Answert to Exercise 10.5.1 is mistaken

[kayuwg]

f <- mean
z <- 1
x <- list(f = mean, z = 1)
f <- function(x) x + 1
z <- 10

identical(with(x, f(z)), x$f(x$z))
#> [1] TRUE
identical(with(x, f(z)), f(x$z))
#> [1] FALSE
identical(with(x, f(z)), x$f(z))
#> [1] FALSE
identical(with(x, f(z)), f(z))
#> [1] FALSE

I believe (a) is the correct answer. I assign the copyright of this contribution to Malte Grosser and Henning Bumann.

[henningsway]

Hey @Elucidase,

thank you for your contribution. Could you elaborate, why you define f and z twice?

If you wrote the code like this all expressions would be true, right?

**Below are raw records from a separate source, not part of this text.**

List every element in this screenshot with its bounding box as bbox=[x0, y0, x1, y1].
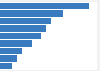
Bar bbox=[0, 10, 63, 17]
Bar bbox=[0, 40, 32, 47]
Bar bbox=[0, 18, 51, 24]
Bar bbox=[0, 25, 46, 32]
Bar bbox=[0, 33, 41, 39]
Bar bbox=[0, 63, 12, 69]
Bar bbox=[0, 48, 22, 54]
Bar bbox=[0, 3, 88, 9]
Bar bbox=[0, 55, 17, 62]
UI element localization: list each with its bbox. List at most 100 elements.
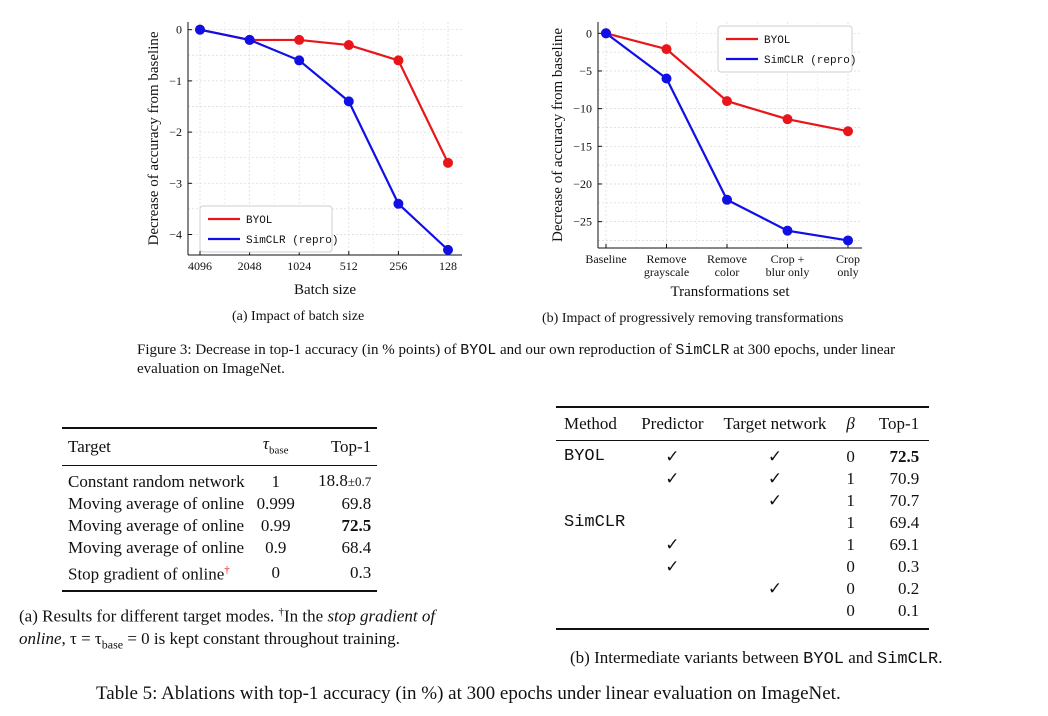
cell-top1: 18.8±0.7 (318, 471, 372, 491)
table-5a: Target τbase Top-1 Constant random netwo… (62, 427, 378, 592)
x-axis-label: Transformations set (670, 284, 790, 300)
cell-beta: 0 (846, 557, 855, 576)
dagger-mark: † (224, 564, 230, 577)
cell-method (556, 468, 631, 490)
x-tick-label: 4096 (188, 259, 212, 273)
data-point (443, 244, 453, 255)
caption-text: Figure 3: Decrease in top-1 accuracy (in… (137, 342, 461, 358)
cell-target-network: ✓ (767, 491, 783, 510)
cell-tau: 0 (271, 562, 280, 582)
table-row: Moving average of online 0.999 69.8 (62, 493, 377, 515)
cell-predictor (631, 600, 713, 629)
cell-predictor (631, 578, 713, 600)
figure-3: 0 −1 −2 −3 −4 4096 2048 1024 512 256 128 Batch size… (146, 22, 862, 300)
cell-target: Moving average of online (68, 538, 245, 558)
cell-top1: 0.2 (897, 579, 920, 598)
x-tick-label: 128 (439, 259, 457, 273)
x-axis-label: Batch size (294, 282, 356, 298)
cell-target-network: ✓ (767, 579, 783, 598)
cell-method: SimCLR (564, 513, 626, 532)
x-tick-label: Crop + (771, 252, 805, 266)
x-tick-label: only (837, 265, 858, 279)
cell-top1: 0.1 (897, 601, 920, 620)
table-row: Moving average of online 0.99 72.5 (62, 515, 377, 537)
x-tick-label: Remove (647, 252, 687, 266)
cell-tau: 1 (271, 471, 280, 491)
y-tick-label: 0 (176, 23, 182, 37)
caption-simclr: SimCLR (675, 342, 730, 359)
cell-tau: 0.9 (265, 538, 287, 558)
data-point (782, 114, 793, 125)
y-tick-label: −20 (573, 177, 592, 191)
header-beta: β (846, 414, 855, 433)
cell-top1: 0.3 (349, 562, 372, 582)
legend-box (199, 205, 333, 253)
x-tick-label: 512 (340, 259, 358, 273)
y-axis-label: Decrease of accuracy from baseline (146, 31, 162, 245)
y-axis-label: Decrease of accuracy from baseline (550, 28, 566, 242)
legend-label: BYOL (246, 215, 272, 227)
cell-method (556, 578, 631, 600)
cell-beta: 1 (846, 491, 855, 510)
cell-method (556, 490, 631, 512)
cell-top1: 70.9 (889, 469, 920, 488)
caption-byol: BYOL (460, 342, 497, 359)
x-tick-label: blur only (766, 265, 810, 279)
table-row: BYOL ✓ ✓ 0 72.5 (556, 440, 930, 469)
series-line-1 (199, 28, 449, 251)
cell-target: Constant random network (68, 471, 245, 491)
data-point (601, 28, 611, 39)
cell-target-network (714, 512, 837, 534)
cell-target-network: ✓ (767, 447, 783, 466)
table-row: ✓ 1 70.7 (556, 490, 929, 512)
cell-beta: 1 (846, 513, 855, 532)
cell-beta: 1 (846, 535, 855, 554)
y-tick-label: −2 (169, 125, 182, 139)
data-point (843, 235, 853, 246)
header-method: Method (564, 414, 617, 433)
cell-target: Moving average of online (68, 516, 245, 536)
header-predictor: Predictor (641, 414, 704, 433)
cell-target-network: ✓ (767, 469, 783, 488)
cell-predictor (631, 512, 713, 534)
table-row: ✓ 1 69.1 (556, 534, 929, 556)
cell-top1: 69.8 (341, 494, 372, 514)
y-tick-label: 0 (586, 26, 592, 40)
caption-text: at 300 epochs, under linear evaluation o… (137, 342, 896, 377)
x-tick-label: 256 (389, 259, 407, 273)
cell-predictor: ✓ (665, 447, 680, 466)
cell-target: Stop gradient of online† (68, 564, 230, 585)
cell-top1: 69.1 (889, 535, 920, 554)
data-point (443, 157, 453, 168)
legend-box (717, 25, 853, 73)
table-5-caption: Table 5: Ablations with top-1 accuracy (… (96, 683, 841, 704)
subcaption-b: (b) Impact of progressively removing tra… (542, 311, 844, 326)
legend-label: SimCLR (repro) (246, 235, 338, 247)
cell-target-network (714, 534, 837, 556)
cell-method (556, 534, 631, 556)
header-target: Target (68, 437, 111, 457)
cell-beta: 0 (846, 447, 855, 466)
table-5a-caption: (a) Results for different target modes. … (19, 606, 436, 652)
cell-top1: 69.4 (889, 513, 920, 532)
cell-tau: 0.999 (256, 494, 295, 514)
x-tick-label: 2048 (238, 259, 262, 273)
cell-top1: 70.7 (889, 491, 920, 510)
y-tick-label: −15 (573, 139, 592, 153)
cell-predictor (631, 490, 713, 512)
figure-3-caption: Figure 3: Decrease in top-1 accuracy (in… (137, 341, 897, 378)
x-tick-label: Baseline (585, 252, 626, 266)
y-tick-label: −25 (573, 215, 592, 229)
table-5b: Method Predictor Target network β Top-1 … (556, 406, 930, 630)
cell-method (556, 556, 631, 578)
data-point (294, 34, 305, 45)
x-tick-label: Remove (707, 252, 747, 266)
cell-predictor: ✓ (665, 557, 680, 576)
chart-batch-size: 0 −1 −2 −3 −4 4096 2048 1024 512 256 128 Batch size… (146, 22, 462, 298)
data-point (244, 34, 255, 45)
y-tick-label: −1 (169, 74, 182, 88)
header-top1: Top-1 (878, 414, 920, 433)
table-row: ✓ 0 0.3 (556, 556, 929, 578)
data-point (782, 225, 793, 236)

x <- list(f = function(x) x + 1, z = 1)
f <- function(x) x + 1
z <- 1

identical(with(x, f(z)), x$f(x$z))
identical(with(x, f(z)), f(x$z))
identical(with(x, f(z)), x$f(z))
identical(with(x, f(z)), f(z))

[kayuwg]

@henningsway By "equivalent", we should mean that they are identical under any condition. I think the exercise is asking when we use with are the non-function variables and/or functions found in the expression found from the list or from the global environment. The result is that both non-functions and functions are found in the list but not from the environment from which with is called. By redefining f and z in the global environment and make them different from the ones in the list, I tried to confirm the above claimed rule.

[henningsway]

I'm just not sure. I feel that the current in the book is correct though I may not see the issue fully. @Tazinho please reopen, if we need to change sth here.

Thank you @Elucidase for bringing this up anyway! (: